How We Can Manage Our Way Through the Intertwined Promise and Peril of Accelerating Change

Ray Kurzweil

page 11 of 15

Early in the next decade, images will be written directly to your retina from your eyeglasses, so you won't have to carry around Kurzweil Quotedisplays. It will create high-resolution, full-immersion, virtual reality environments.  I actually have an early version of a virtual-reality three-dimensional technology: Teleportec. I give about a third of my presentations using that. It looks as though I am there in three dimensions; you can see the local background behind me as I move around. It is fairly elaborate, but early in the next decade, this will be fairly routine types of technology. 
           
It is really when we go to the end of the third decade of this century that we will have enough turns of the technology doubling screw that these technologies will be very profound because of the double-exponential growth of computation, communication, and our understanding of biology. As powerful as they are today, these technologies will be a billion times more capable by the end of 2020s. We will have completed the reverse-engineering of the human brain. We will have models and simulations that express the power of human intelligence that will add to the AI tool kit. 

We already have hundreds of applications of narrow AI, programs that perform functions at human levels that used to require human intelligence. Every time you send an e-mail or place a cell phone call, intelligent algorithms route the information. If you get an electrocardiogram, it comes back with an automated diagnosis.  Computers are flying and landing airplanes, guiding intelligent weapons, and are responsible for billions of dollars of daily investments in the stock market. We will gain the knowledge of the full range of human intelligence. The power of human intelligence is reflected in our pattern-recognition capabilities, which is still a unique advantage of human intelligence. 

We will combine the powers of human pattern recognition with the natural advantages of machine intelligence, which are speed and repeatability. Machines can remember billions of things; we humans are hard-pressed to remember a handful of phone numbers.  Machines can share their knowledge at electronic speeds. Humans are limited to the bandwidth of language, which is a millions times slower. 
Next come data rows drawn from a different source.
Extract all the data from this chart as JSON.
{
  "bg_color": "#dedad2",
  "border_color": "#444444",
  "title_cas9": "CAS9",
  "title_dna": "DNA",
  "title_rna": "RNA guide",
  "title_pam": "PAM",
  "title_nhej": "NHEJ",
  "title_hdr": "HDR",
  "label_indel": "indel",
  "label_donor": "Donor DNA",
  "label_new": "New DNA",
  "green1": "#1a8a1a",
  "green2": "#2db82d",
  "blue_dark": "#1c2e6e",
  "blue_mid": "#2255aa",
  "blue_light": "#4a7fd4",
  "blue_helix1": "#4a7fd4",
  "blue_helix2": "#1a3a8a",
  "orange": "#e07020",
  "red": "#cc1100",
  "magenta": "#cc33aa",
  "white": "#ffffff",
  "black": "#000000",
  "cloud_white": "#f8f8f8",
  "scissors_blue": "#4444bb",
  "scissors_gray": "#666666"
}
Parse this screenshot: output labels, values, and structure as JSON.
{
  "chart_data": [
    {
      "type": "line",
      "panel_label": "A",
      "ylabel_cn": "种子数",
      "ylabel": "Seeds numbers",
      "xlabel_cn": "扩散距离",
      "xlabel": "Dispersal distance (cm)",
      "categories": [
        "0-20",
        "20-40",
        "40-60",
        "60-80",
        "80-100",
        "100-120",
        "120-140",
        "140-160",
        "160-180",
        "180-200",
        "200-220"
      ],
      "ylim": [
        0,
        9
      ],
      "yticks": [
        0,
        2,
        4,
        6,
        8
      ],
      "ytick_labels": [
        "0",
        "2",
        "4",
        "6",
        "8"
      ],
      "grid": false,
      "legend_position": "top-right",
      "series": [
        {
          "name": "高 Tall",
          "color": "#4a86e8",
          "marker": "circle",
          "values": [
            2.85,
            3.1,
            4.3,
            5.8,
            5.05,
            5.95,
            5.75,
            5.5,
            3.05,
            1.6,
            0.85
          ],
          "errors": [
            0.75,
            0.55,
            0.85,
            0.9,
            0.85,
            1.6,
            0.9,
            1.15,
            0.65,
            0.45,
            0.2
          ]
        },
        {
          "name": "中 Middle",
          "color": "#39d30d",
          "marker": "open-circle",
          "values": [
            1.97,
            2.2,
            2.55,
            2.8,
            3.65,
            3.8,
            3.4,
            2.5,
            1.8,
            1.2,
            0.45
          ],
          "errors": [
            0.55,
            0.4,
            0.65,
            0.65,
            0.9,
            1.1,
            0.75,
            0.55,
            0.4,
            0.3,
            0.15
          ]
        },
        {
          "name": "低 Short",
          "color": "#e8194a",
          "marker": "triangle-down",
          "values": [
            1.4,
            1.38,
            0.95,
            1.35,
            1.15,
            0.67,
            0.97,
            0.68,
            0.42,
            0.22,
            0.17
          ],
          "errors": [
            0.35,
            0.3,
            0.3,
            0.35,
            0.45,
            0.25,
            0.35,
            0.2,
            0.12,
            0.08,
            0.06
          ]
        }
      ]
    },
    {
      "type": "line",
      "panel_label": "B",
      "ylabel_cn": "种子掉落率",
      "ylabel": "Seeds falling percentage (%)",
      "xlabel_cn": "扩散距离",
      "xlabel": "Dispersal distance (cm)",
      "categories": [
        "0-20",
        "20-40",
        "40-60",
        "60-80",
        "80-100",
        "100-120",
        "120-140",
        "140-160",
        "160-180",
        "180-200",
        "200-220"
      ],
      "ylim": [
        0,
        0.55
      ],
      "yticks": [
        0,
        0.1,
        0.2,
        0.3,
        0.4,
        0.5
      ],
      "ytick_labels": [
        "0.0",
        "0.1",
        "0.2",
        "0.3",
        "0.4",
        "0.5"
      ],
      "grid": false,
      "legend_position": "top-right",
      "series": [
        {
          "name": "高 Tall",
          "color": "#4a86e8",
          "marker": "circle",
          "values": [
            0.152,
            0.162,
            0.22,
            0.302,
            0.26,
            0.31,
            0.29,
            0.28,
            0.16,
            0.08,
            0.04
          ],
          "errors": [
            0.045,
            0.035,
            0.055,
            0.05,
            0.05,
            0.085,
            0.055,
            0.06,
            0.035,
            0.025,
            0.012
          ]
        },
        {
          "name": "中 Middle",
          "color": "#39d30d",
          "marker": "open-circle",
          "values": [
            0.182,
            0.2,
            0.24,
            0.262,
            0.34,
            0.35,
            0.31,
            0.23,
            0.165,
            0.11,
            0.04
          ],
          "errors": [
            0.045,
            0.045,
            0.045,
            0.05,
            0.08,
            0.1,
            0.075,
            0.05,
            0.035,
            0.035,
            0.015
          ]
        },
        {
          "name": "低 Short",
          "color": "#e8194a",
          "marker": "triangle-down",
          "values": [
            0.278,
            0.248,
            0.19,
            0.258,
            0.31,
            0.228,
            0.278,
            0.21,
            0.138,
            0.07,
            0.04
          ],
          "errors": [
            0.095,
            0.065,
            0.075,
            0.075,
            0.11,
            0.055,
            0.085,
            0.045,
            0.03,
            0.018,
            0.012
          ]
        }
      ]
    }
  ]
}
In my view, this will not be an alien invasion of intelligent machines. We are getting closer to technology and ultimately, we will merge with it. The killer app of nanotechnology is nanobots, which will be in the environment producing inexpensive energy, cleaning up the results of 19th century industrial era environmental degradation, and most importantly, going inside our bodies and brains. 
           
My other current book, Fantastic Voyage: Live Long Enough to Live Forever talks about three bridges to radical life extension.  Bridge one is applying today's knowledge aggressively so that us baby boomers can be in good shape when we have the full blossoming of the biotechnology revolution. At that point, we will master the information processes underlying biology. That in turn will be a bridge to the full blossoming of the nanotechnology revolution, where we can send nanobots inside our bodies and brains to keep us healthy, to reverse DNA errors, to remove debris, and to destroy pathogens and cancer cells. The nanobots will also go inside our brains to provide full-immersion virtual reality from within the nervous system and, most importantly, to extend human intelligence.